Le plus troublant venant d'un ancien Président de la Ligue des Droits de l'Homme, c'est que son discours – est-ce là une trace de l'inconscient ?- impose un code vestimentaire féminin. En l'absence de référence à un code masculin équivalent, la phrase établit une nette discrimination sociale fondée sur des considérations supposées religieuses. Elle instaure en outre une ségrégation entre trois « catégories » de citoyennes, et ce en totale contradiction avec l'article 2 de la Déclaration Universelle des Droits de l'Homme qui stipule que chacun peut se prévaloir de ses droits « sans distinction aucune, notamment de race, de couleur, de sexe, de langue, de religion, d'opinion politique ou de toute autre opinion ». Le code vestimentaire – comme tous les codes sociaux - s'inscrit dans un rapport de domination culturelle qui s'impose à la moitié féminine de la société, rejetée en réalité dans l'espace de l'Autre, en dehors du champ de ce qui est permis. Les femmes tunisiennes sont classées en fonction non de leurs droits et de leurs devoirs, en tant que citoyennes à part entière, mais en tant que corps porteur de vêtements.

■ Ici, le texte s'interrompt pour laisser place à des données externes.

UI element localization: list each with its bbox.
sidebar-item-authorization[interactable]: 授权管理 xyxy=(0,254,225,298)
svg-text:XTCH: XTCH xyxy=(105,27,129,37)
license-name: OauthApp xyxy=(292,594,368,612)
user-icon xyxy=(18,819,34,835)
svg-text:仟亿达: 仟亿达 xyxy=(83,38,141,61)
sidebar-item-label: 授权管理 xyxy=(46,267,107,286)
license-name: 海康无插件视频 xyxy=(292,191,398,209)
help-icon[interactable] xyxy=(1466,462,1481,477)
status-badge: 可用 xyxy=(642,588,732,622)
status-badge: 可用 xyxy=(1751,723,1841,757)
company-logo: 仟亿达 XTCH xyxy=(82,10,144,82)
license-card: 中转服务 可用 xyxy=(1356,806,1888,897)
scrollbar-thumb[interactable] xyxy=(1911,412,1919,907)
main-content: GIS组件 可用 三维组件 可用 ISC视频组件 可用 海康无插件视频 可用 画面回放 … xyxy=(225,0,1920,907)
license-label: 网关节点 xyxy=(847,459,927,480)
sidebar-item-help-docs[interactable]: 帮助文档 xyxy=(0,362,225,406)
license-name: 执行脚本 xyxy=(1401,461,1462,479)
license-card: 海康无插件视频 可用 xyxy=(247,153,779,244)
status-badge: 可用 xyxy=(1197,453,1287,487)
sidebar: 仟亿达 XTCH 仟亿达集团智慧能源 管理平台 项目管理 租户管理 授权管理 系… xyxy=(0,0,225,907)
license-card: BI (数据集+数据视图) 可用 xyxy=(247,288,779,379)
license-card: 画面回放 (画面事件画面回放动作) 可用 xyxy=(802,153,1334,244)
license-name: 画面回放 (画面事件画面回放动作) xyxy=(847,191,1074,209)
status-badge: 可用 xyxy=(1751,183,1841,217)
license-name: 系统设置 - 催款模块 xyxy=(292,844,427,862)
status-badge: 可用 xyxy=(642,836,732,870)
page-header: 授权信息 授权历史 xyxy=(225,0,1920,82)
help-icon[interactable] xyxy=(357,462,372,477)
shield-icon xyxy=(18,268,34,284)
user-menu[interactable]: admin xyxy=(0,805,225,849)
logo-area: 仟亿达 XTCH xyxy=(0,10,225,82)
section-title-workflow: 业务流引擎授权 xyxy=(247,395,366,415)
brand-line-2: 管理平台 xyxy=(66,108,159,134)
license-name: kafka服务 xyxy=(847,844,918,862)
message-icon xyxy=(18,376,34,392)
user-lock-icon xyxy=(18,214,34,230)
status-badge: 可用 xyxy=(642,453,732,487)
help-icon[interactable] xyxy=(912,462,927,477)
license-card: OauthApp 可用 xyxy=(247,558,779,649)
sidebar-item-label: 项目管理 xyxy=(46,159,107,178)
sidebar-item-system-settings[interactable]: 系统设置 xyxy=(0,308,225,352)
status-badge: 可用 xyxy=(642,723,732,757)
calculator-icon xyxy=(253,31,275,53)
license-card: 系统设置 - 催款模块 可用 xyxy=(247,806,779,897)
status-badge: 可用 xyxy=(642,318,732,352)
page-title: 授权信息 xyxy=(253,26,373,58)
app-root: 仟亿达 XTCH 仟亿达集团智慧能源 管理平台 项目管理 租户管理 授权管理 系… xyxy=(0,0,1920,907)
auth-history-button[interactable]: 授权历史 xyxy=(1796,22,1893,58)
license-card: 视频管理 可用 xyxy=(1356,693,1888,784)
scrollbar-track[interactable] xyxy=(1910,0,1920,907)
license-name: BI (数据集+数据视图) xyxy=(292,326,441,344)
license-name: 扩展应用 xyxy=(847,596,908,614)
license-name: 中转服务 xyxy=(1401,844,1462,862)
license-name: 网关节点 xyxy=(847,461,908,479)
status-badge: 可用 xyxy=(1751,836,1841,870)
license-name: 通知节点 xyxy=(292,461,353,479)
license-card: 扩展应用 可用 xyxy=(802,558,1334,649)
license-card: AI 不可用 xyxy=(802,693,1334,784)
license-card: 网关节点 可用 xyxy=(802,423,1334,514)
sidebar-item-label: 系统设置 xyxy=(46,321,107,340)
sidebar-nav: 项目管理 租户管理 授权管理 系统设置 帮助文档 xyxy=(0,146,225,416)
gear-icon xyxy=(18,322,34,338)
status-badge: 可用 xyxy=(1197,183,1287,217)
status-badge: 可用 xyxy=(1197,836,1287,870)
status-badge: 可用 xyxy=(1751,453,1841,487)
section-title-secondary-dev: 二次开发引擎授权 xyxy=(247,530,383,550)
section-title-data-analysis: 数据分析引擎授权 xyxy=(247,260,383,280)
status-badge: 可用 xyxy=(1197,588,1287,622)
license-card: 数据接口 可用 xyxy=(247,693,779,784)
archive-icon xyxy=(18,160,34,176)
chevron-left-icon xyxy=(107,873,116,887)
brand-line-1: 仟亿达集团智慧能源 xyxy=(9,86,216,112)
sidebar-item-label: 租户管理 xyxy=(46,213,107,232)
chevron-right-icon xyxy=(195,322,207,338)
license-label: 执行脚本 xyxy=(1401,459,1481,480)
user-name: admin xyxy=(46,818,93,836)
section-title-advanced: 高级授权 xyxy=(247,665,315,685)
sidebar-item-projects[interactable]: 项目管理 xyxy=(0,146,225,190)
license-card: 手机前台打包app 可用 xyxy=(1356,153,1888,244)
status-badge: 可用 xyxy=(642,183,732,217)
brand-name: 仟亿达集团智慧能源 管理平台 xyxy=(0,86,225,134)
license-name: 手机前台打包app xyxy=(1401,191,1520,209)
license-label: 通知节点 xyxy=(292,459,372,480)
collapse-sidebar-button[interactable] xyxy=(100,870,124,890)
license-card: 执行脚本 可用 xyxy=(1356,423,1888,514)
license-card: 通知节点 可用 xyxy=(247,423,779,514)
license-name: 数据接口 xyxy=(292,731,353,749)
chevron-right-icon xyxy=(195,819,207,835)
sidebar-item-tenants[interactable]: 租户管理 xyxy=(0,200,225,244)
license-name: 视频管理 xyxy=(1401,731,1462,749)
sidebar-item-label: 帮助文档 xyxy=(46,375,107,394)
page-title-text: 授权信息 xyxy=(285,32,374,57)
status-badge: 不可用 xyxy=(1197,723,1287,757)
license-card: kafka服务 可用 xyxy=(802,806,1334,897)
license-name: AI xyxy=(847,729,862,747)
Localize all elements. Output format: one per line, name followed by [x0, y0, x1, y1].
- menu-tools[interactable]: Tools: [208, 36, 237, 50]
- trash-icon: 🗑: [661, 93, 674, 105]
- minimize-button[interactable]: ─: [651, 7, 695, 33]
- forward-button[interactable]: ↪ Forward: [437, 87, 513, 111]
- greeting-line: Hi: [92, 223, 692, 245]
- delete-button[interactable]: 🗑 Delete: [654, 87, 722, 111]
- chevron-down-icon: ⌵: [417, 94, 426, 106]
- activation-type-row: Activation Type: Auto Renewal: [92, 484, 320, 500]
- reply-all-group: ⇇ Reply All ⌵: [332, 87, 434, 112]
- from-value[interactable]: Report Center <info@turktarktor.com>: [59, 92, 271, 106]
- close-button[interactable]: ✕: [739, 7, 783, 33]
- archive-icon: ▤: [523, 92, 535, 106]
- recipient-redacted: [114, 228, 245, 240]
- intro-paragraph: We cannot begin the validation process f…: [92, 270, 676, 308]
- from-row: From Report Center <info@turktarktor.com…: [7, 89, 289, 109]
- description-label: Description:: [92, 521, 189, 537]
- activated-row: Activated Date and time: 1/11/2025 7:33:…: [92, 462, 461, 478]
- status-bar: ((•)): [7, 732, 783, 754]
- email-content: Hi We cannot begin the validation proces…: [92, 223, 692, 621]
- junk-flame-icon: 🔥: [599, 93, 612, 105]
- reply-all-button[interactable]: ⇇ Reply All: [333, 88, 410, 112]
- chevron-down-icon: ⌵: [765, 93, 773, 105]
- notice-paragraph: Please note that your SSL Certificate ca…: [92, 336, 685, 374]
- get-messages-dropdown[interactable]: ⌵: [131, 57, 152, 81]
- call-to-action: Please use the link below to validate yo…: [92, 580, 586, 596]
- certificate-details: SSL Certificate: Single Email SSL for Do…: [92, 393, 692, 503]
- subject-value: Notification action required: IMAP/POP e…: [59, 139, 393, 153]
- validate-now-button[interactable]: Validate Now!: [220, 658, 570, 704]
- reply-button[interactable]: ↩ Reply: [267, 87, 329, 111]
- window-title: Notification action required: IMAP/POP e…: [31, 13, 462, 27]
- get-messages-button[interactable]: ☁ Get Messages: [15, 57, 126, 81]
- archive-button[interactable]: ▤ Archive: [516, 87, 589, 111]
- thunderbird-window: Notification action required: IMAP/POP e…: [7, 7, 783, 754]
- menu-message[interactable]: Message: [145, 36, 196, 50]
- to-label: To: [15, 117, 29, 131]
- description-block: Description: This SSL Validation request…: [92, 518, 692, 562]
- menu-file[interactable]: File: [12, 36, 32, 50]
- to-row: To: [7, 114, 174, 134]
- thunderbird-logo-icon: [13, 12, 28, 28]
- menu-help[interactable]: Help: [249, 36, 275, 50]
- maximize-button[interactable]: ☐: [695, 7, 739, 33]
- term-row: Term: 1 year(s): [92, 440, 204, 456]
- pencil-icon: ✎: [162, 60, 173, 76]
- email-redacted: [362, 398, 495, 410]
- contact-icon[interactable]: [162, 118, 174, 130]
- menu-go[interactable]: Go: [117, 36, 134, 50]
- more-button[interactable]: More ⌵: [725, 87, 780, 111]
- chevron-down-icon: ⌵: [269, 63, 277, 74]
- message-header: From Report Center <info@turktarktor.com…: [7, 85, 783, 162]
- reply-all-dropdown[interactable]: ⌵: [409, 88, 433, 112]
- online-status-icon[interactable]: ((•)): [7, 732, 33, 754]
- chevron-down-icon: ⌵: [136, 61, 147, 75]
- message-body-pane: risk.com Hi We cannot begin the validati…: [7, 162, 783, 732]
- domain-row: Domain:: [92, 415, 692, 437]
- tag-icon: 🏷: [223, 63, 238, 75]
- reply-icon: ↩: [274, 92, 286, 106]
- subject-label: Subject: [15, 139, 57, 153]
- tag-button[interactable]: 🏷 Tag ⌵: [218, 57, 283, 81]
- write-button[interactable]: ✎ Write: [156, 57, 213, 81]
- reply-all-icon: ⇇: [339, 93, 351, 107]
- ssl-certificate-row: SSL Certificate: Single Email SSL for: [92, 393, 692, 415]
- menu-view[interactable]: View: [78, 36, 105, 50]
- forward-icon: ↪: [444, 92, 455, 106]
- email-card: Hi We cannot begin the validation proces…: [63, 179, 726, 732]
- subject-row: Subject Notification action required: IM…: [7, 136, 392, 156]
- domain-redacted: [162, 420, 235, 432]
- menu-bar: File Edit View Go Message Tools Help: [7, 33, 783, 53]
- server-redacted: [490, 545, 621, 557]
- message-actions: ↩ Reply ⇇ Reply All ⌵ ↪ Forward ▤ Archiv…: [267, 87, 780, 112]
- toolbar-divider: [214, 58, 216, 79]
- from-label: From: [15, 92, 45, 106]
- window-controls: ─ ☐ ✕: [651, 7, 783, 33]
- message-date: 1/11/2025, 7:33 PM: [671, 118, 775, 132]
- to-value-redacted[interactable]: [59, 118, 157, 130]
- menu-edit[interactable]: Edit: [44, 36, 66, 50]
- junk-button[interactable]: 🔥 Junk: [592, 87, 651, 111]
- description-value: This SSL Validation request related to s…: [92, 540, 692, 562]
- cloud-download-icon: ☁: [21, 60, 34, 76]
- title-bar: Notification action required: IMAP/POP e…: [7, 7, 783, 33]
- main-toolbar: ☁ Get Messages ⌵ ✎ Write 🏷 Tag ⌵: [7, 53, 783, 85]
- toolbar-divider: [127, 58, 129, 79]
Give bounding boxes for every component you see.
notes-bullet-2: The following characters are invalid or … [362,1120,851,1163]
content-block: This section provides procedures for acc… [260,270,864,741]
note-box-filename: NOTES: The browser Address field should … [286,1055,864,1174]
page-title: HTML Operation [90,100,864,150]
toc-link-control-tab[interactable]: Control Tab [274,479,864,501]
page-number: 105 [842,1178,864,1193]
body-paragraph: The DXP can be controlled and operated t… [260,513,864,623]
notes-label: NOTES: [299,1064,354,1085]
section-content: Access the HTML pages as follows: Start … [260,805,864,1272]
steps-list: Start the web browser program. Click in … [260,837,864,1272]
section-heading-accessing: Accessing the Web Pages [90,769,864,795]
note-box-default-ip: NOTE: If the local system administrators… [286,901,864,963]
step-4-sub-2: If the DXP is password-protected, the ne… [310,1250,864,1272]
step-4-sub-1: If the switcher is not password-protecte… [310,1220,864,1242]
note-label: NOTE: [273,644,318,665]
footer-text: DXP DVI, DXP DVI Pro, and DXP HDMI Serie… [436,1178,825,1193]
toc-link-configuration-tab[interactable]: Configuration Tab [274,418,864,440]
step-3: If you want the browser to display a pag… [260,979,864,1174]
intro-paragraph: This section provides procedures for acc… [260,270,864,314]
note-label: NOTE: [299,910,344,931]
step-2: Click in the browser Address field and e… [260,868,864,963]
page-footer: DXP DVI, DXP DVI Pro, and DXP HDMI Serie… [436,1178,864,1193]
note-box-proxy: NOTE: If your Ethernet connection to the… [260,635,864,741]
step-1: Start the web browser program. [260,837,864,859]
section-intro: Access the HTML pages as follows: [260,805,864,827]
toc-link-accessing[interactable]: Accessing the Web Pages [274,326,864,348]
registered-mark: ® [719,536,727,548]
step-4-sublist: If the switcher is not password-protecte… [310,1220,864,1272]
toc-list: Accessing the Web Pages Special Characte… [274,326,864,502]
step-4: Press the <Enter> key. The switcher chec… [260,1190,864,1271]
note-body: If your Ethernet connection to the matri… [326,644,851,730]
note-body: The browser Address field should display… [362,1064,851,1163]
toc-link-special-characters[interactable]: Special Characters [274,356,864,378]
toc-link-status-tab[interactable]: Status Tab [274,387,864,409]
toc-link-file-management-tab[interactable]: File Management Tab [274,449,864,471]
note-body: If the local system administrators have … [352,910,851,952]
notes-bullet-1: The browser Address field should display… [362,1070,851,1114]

Tout le monde sait que la réalité tunisienne est autre. Les femmes portant le niqâb - ne dépassant pas quelques centaines - ne doivent la reconnaissance sociale qu'à ceux qui les mettent en scène sur la place publique. Par la manipulation politicienne, le voile et le niqâb – qui ont pour fonction première d'extraire la femme de l'espace public – sont remis, à dessein, au centre de l'arène politique.
Nous le savons depuis la nuit des temps que la domestication du corps fait partie de la logique de domination symbolique que tout système – qui ne croit pas à l'égalité entre les citoyens – tente d'imposer à l'ensemble de la société. Cette tendance fait partie des pratiques politiques qui privilégient la forme au détriment du contenu et de la fonction.
Pour terminer, je dirais que c'est probablement le souci du style qui prime dans l'affirmation d'une identité sociale et culturelle. Le port du burnous en testif, signe tribal de l'élection, s'associe au non-port de la cravate pour marquer une ligne de démarcation symbolique entre l'ici et l'ailleurs. S'ajoute à cela la structure du discours qui mêle le politique au religieux. Un discours politique « moderne » enveloppé dans une chape « religieuse » qui clôt la cérémonie par un morceau liturgique, un doua' semblable à celui du prêche de l'imam, un vendredi à la mosquée.